Designed by Arquitectonica, the nine-story building features interiors developed by DesignAgency, with an outdoor theater, rooftop terrace, and a ninth-floor library lounge that will host curated events and a co-working space.

Prices start in the mid-$500,000s for studios, with Fortune Development Sales serving as the exclusive sales partner. Groundbreaking is slated for later this year, with construction expected to be completed in 2024.

109 East 79th Street in Manhattan, developed by Legion Investment Group.

Photo: Scott Frances

Steven Harris adds variety to the Upper East Side

AD100 honoree Steven Harris is offering an early look at his new ground-up building on New York’s Upper East Side: The 20-story 109 East 79 will be home to just 31 units, in two- to five-bedroom layouts. “We wanted to create a building that had a variety in its size but also in its character, views, and how they’re organized,” Harris told Mansion Global.

Residents will also have access to private landscaped gardens, including a water wall designed by Mig Perkins, and a two-story Wright Fit fitness center with pilates equipment, a squash court, a golf simulator, and full-service spa.

Prices range from $5.5 million for a two-bedroom residence to $35 million for a full-floor penthouse.
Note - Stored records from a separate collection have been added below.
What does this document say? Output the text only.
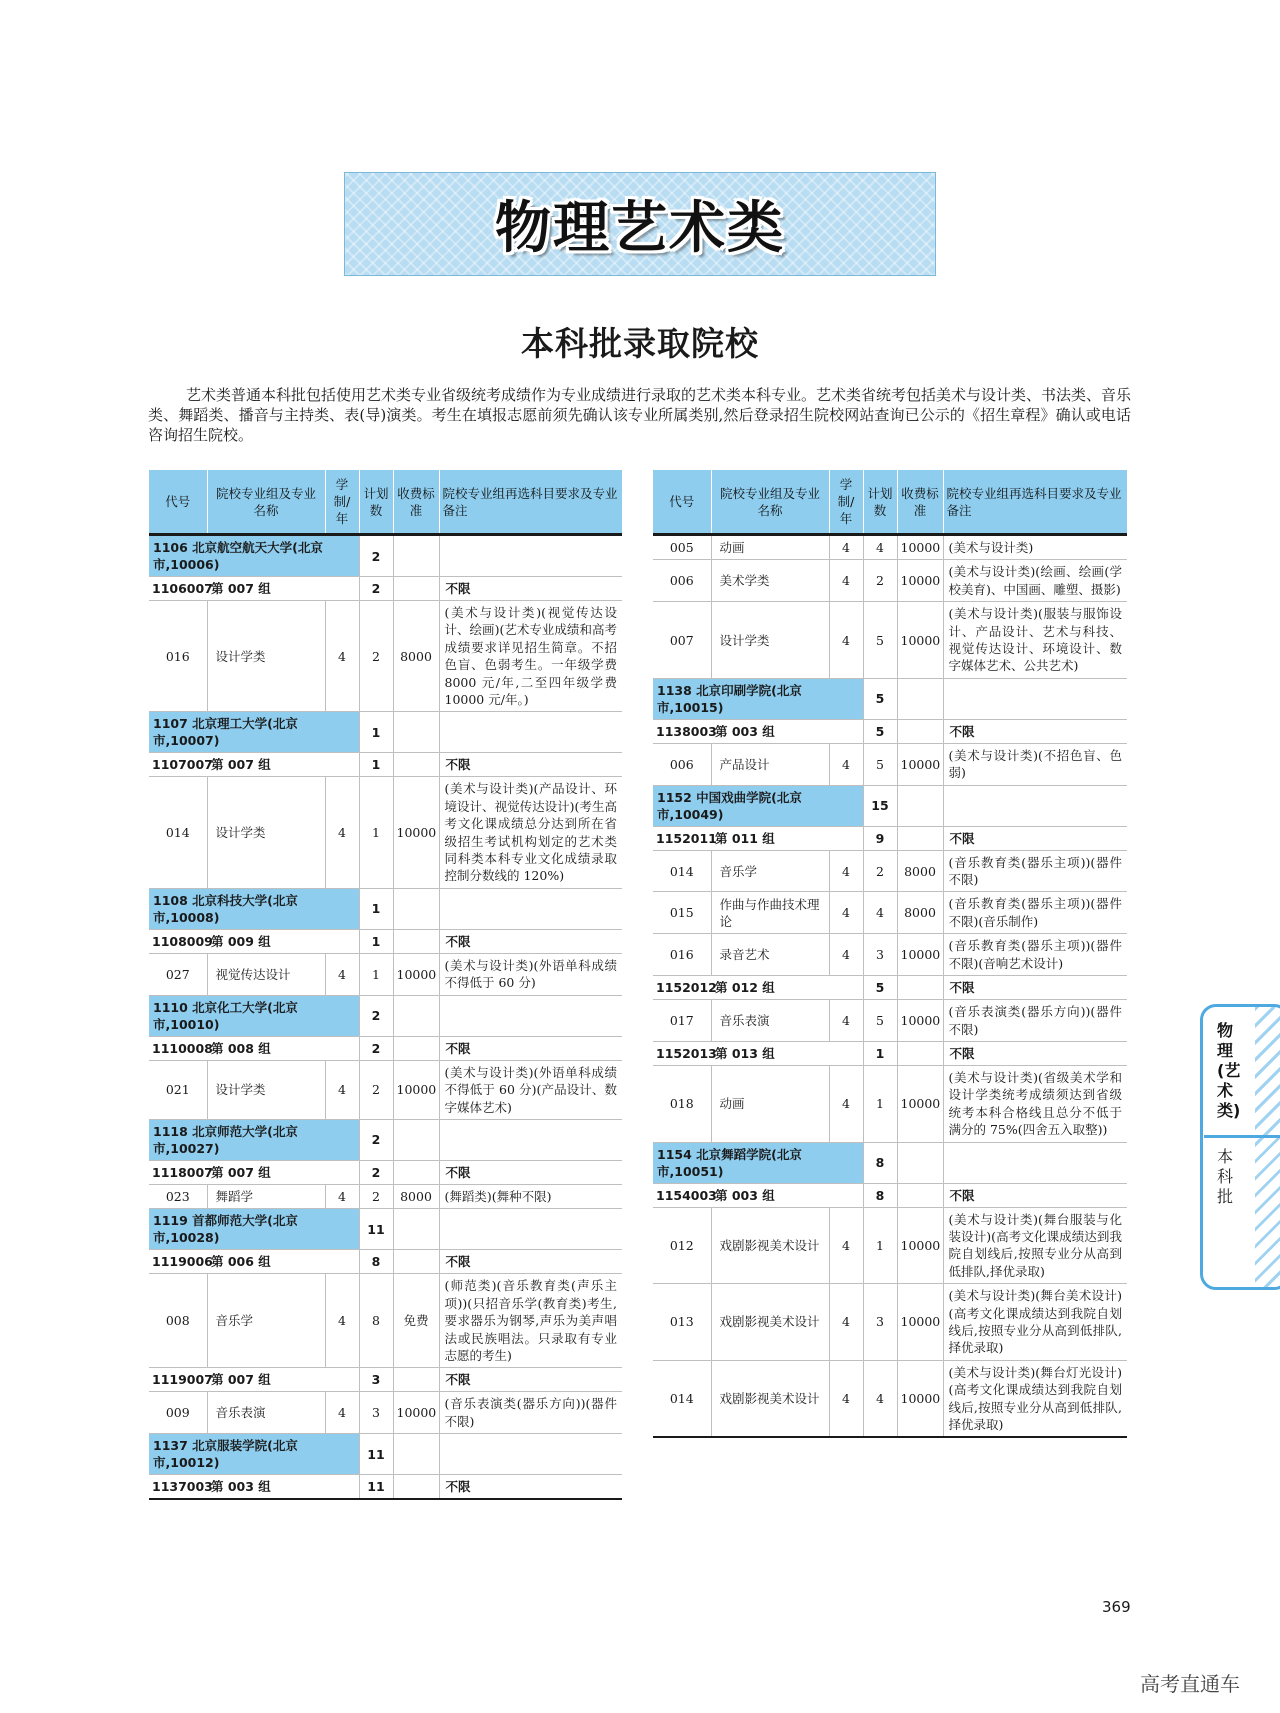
物理艺术类
本科批录取院校

艺术类普通本科批包括使用艺术类专业省级统考成绩作为专业成绩进行录取的艺术类本科专业。艺术类省统考包括美术与设计类、书法类、音乐类、舞蹈类、播音与主持类、表(导)演类。考生在填报志愿前须先确认该专业所属类别,然后登录招生院校网站查询已公示的《招生章程》确认或电话咨询招生院校。

代号	院校专业组及专业名称	学制/年	计划数	收费标准	院校专业组再选科目要求及专业备注
1106 北京航空航天大学(北京市,10006)			2		
1106007	第 007 组		2		不限
016	设计学类	4	2	8000	(美术与设计类)(视觉传达设计、绘画)(艺术专业成绩和高考成绩要求详见招生简章。不招色盲、色弱考生。一年级学费 8000 元/年,二至四年级学费 10000 元/年。)
1107 北京理工大学(北京市,10007)			1		
1107007	第 007 组		1		不限
014	设计学类	4	1	10000	(美术与设计类)(产品设计、环境设计、视觉传达设计)(考生高考文化课成绩总分达到所在省级招生考试机构划定的艺术类同科类本科专业文化成绩录取控制分数线的 120%)
1108 北京科技大学(北京市,10008)			1		
1108009	第 009 组		1		不限
027	视觉传达设计	4	1	10000	(美术与设计类)(外语单科成绩不得低于 60 分)
1110 北京化工大学(北京市,10010)			2		
1110008	第 008 组		2		不限
021	设计学类	4	2	10000	(美术与设计类)(外语单科成绩不得低于 60 分)(产品设计、数字媒体艺术)
1118 北京师范大学(北京市,10027)			2		
1118007	第 007 组		2		不限
023	舞蹈学	4	2	8000	(舞蹈类)(舞种不限)
1119 首都师范大学(北京市,10028)			11		
1119006	第 006 组		8		不限
008	音乐学	4	8	免费	(师范类)(音乐教育类(声乐主项))(只招音乐学(教育类)考生,要求器乐为钢琴,声乐为美声唱法或民族唱法。只录取有专业志愿的考生)
1119007	第 007 组		3		不限
009	音乐表演	4	3	10000	(音乐表演类(器乐方向))(器件不限)
1137 北京服装学院(北京市,10012)			11		
1137003	第 003 组		11		不限
代号	院校专业组及专业名称	学制/年	计划数	收费标准	院校专业组再选科目要求及专业备注
005	动画	4	4	10000	(美术与设计类)
006	美术学类	4	2	10000	(美术与设计类)(绘画、绘画(学校美育)、中国画、雕塑、摄影)
007	设计学类	4	5	10000	(美术与设计类)(服装与服饰设计、产品设计、艺术与科技、视觉传达设计、环境设计、数字媒体艺术、公共艺术)
1138 北京印刷学院(北京市,10015)			5		
1138003	第 003 组		5		不限
006	产品设计	4	5	10000	(美术与设计类)(不招色盲、色弱)
1152 中国戏曲学院(北京市,10049)			15		
1152011	第 011 组		9		不限
014	音乐学	4	2	8000	(音乐教育类(器乐主项))(器件不限)
015	作曲与作曲技术理论	4	4	8000	(音乐教育类(器乐主项))(器件不限)(音乐制作)
016	录音艺术	4	3	10000	(音乐教育类(器乐主项))(器件不限)(音响艺术设计)
1152012	第 012 组		5		不限
017	音乐表演	4	5	10000	(音乐表演类(器乐方向))(器件不限)
1152013	第 013 组		1		不限
018	动画	4	1	10000	(美术与设计类)(省级美术学和设计学类统考成绩须达到省级统考本科合格线且总分不低于满分的 75%(四舍五入取整))
1154 北京舞蹈学院(北京市,10051)			8		
1154003	第 003 组		8		不限
012	戏剧影视美术设计	4	1	10000	(美术与设计类)(舞台服装与化装设计)(高考文化课成绩达到我院自划线后,按照专业分从高到低排队,择优录取)
013	戏剧影视美术设计	4	3	10000	(美术与设计类)(舞台美术设计)(高考文化课成绩达到我院自划线后,按照专业分从高到低排队,择优录取)
014	戏剧影视美术设计	4	4	10000	(美术与设计类)(舞台灯光设计)(高考文化课成绩达到我院自划线后,按照专业分从高到低排队,择优录取)
物理(艺术类)
本科批
369
高考直通车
Corcoran Sunshine Marketing Group’s Cathy Franklin Team is leading sales and marketing.

Listed for $16.85 million, the 4,140-square-foot half-floor model residence at 6 West was furnished by Harris and his partner, interior designer Lucien Rees Roberts. It features direct elevator access to five bedrooms and ensuite bathrooms, a formal dining room, eat-in kitchen, and luxury materials like Maya quartzite, Imperial Danby marble, and custom Dornbracht fixtures.

News

Crisis averted in doorman buildings

Just as luxury real estate in New York is emerging from a pandemic-fueled downtown, the city narrowly avoided a strike by the thousands of door staff and maintenance workers who belong to Local 32BJ of the Service Employees International Union. The union reached an agreement with the Realty Advisory Board on Labor Relations on April 20, averting what would have been its first strike since 1991. Had it not, open houses and renovations would have been paused, and tenants in more than 3,000 buildings may have been left sorting their own mail and hauling trash to the curb, among other duties.

As a result of negotiations, wages will increase an average of 3% over four years, meaning that a typical doorman’s pay will be about $62,000 by 2026, when the new contract expires. Union members were able to avoid concessions of health care premiums, sick pay, and vacation time. Union president Kyle Bragg commended door staff for taking on additional duties and risking their health during the height of the pandemic. Reportedly, at least 40 members of the doorman’s union died from COVID-19 during the past two years. “They were there, keeping our buildings running and our communities safe, when the city needed them most,” Bragg told The New York Times.